Wälzlager bestehen im Allgemeinen aus zwei Lagerringen mit gegenüberliegenden, eingeschliffenen Laufbahnen. Zwischen den Ringen sind Wälzkörper angeordnet, die sich auf den Laufbahnen abwälzen. Als Wälzkörper werden Kugeln, Kugelrollen Zylinderrollen, Nadelrollen, Kegelrollen und Tonnenrollen eingesetzt. Ein Käfig führt in der Regel die Wälzkörper, hält sie in gleichmäßigem Abstand zueinander und verhindert, dass sie sich gegenseitig berühren. Außerdem verhindert er ein Herausfallen der Wälzkörper aus zerlegbaren Lagern. Bei Nadellagern und bordlosen Pendelrollenlagern sorgt der Käfig zusätzlich für die richtige Lage der Rollkörperachse.

Laufringe und Wälzkörper sind überwiegend aus durchgehärtetem Chromstahl, daneben wird aber auch Einsatzstahl verwendet. Sonderlager für extreme Betriebsverhältnisse – Belastung, Drehzahl, Temperatur, Korrosion – bestehen aus temperaturfesten und/oder nichtrostenden Stählen, Kunststoff, Keramik sowie aus anderen Werkstoffen. Wälzlager gibt es offen, sowie ein- und beidseitig abgedichtet. Die gängigsten Dichtungsarten sind Spalt- und Lippendichtungen.

Merkmale und Verwendung

Jede Wälzlager-Bauart hat charakteristische Eigenschaften, die sie für bestimmte Lagerungsfälle besonders geeignet macht. Allgemeingültige Regeln zur Wahl der Lagerart lassen sich deshalb nur bedingt aufstellen, da fast immer mehrere Faktoren berücksichtigt und gegeneinander abgewogen werden müssen. So sind meist neben der Belastung und Drehzahl auch Einflüsse wie Temperatur, Schmierung, Einbau und Wartung usw. zu berücksichtigen. In vielen Fällen ist mindestens eine der Hauptabmessungen des Lagers – meist der Bohrungsdurchmesser – durch die Umgebungskonstruktion bereits festgelegt.

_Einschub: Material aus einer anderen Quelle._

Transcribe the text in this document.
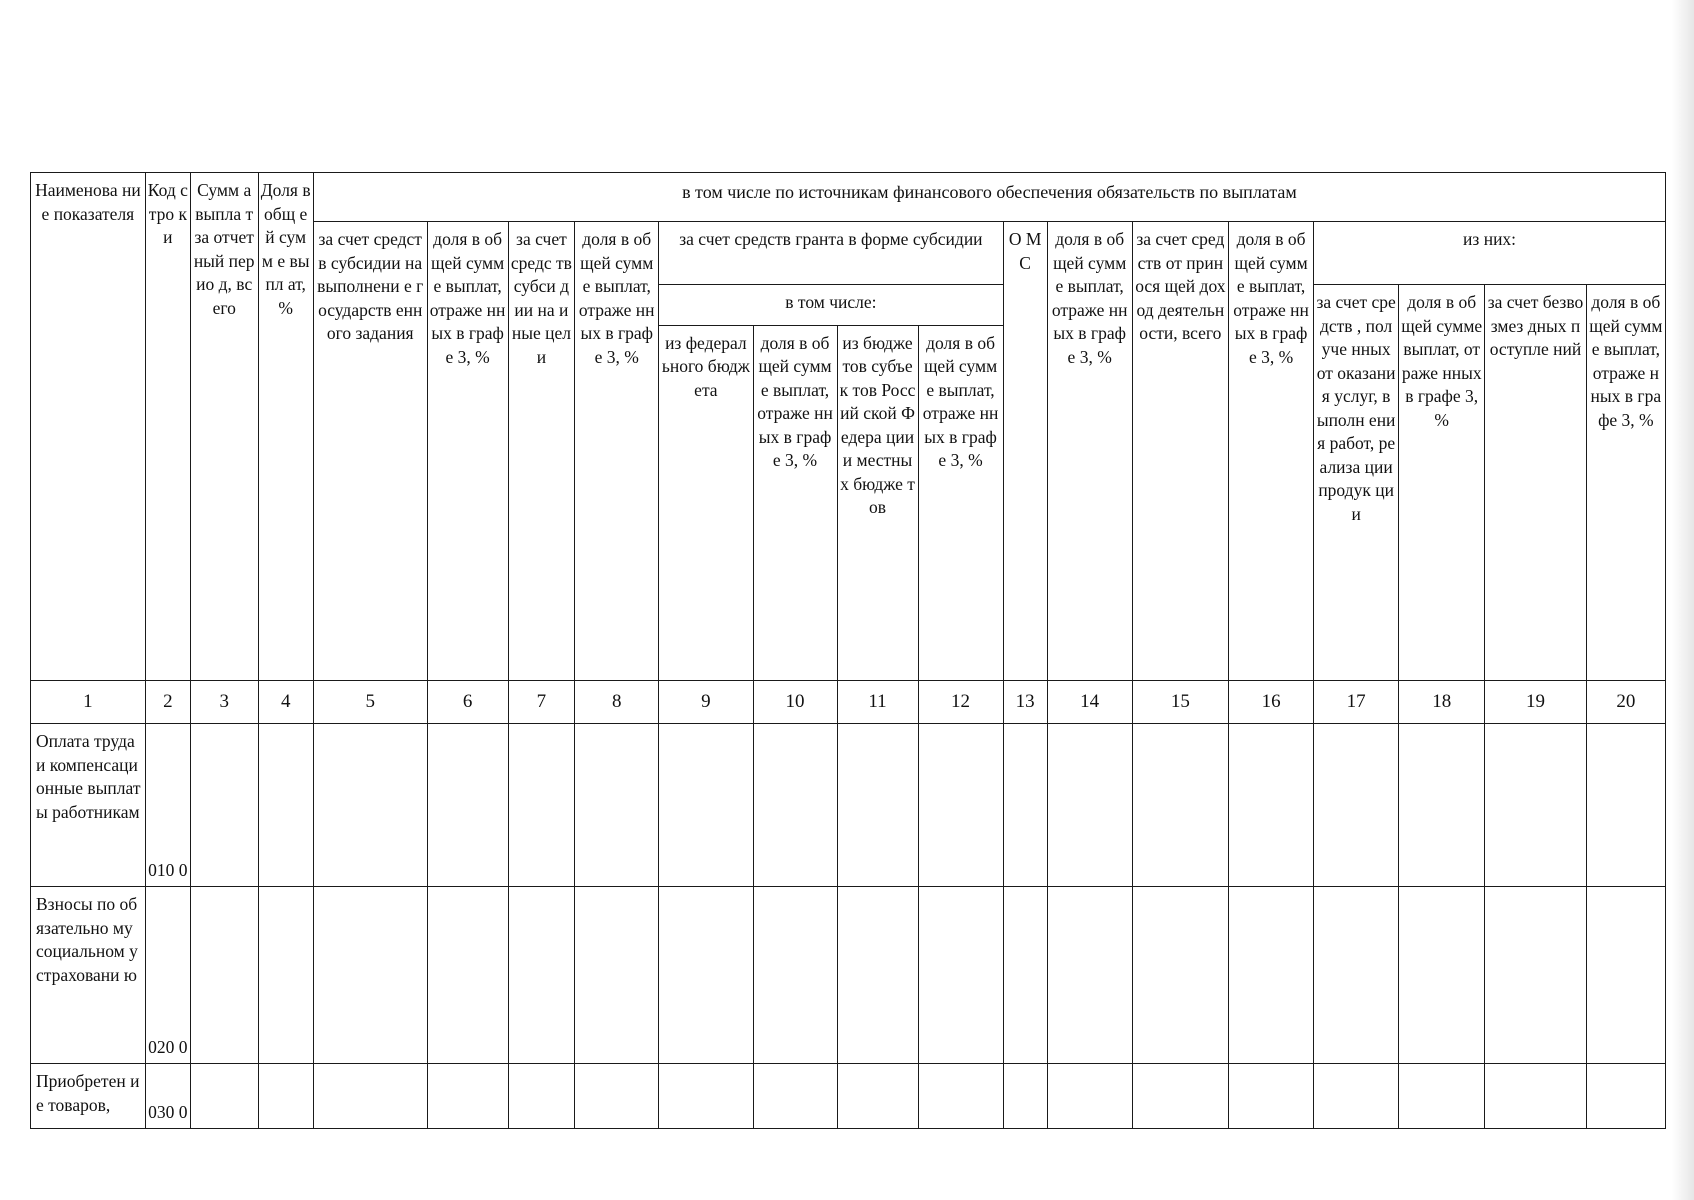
Наименова ние показателя	Код стро ки	Сумм а выпла т за отчет ный перио д, всего	Доля в общ ей сумм е выпл ат, %	в том числе по источникам финансового обеспечения обязательств по выплатам															
				за счет средств субсидии на выполнени е государств енного задания	доля в общей сумме выплат, отраже нных в графе 3, %	за счет средс тв субси дии на иные цели	доля в общей сумме выплат, отраже нных в графе 3, %	за счет средств гранта в форме субсидии				О М С	доля в общей сумме выплат, отраже нных в графе 3, %	за счет средств от принося щей доход деятельн ости, всего	доля в общей сумме выплат, отраже нных в графе 3, %	из них:			
								в том числе:								за счет средств , получе нных от оказани я услуг, выполн ения работ, реализа ции продук ции	доля в общей сумме выплат, отраже нных в графе 3, %	за счет безвозмез дных поступле ний	доля в общей сумме выплат, отраже нных в графе 3, %
								из федерал ьного бюджета	доля в общей сумме выплат, отраже нных в графе 3, %	из бюдже тов субъек тов Россий ской Федера ции и местны х бюдже тов	доля в общей сумме выплат, отраже нных в графе 3, %								
1	2	3	4	5	6	7	8	9	10	11	12	13	14	15	16	17	18	19	20
Оплата труда и компенсаци онные выплаты работникам	010 0																		
Взносы по обязательно му социальном у страховани ю	020 0																		
Приобретен ие товаров,	030 0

Wälzlager für überwiegend radiale Belastungen nennt man Radiallager. Die meisten Radiallager nehmen kombinierte Belastungen auf, z.B. Rillenkugellager, Schrägkugellager, Kegelrollenlager oder Pendelrollenlager. Zylinderrollenlager der Typen N und NU, die meisten Nadellager, Nadelhülsen sowie Nadelkränze sind lediglich radial belastbar.

Als Axiallager werden Lager für überwiegend axiale Belastungen bezeichnet. Axial-Pendelrollenlager und einseitig wirkende Axial-Schrägkugellager nehmen kombinierte Axial- und Radiallasten auf. Die übrigen Axiallager eignen sich nur für Axiallasten. Steht in radialer Richtung nur wenig Bauraum zur Verfügung, werden Lager mit geringer Querschnittshöhe gewählt, z.B. Nadelkränze, Nadellager mit oder ohne Innenring, Rillenkugellager und Pendelrollenlager bestimmter Baurreihen.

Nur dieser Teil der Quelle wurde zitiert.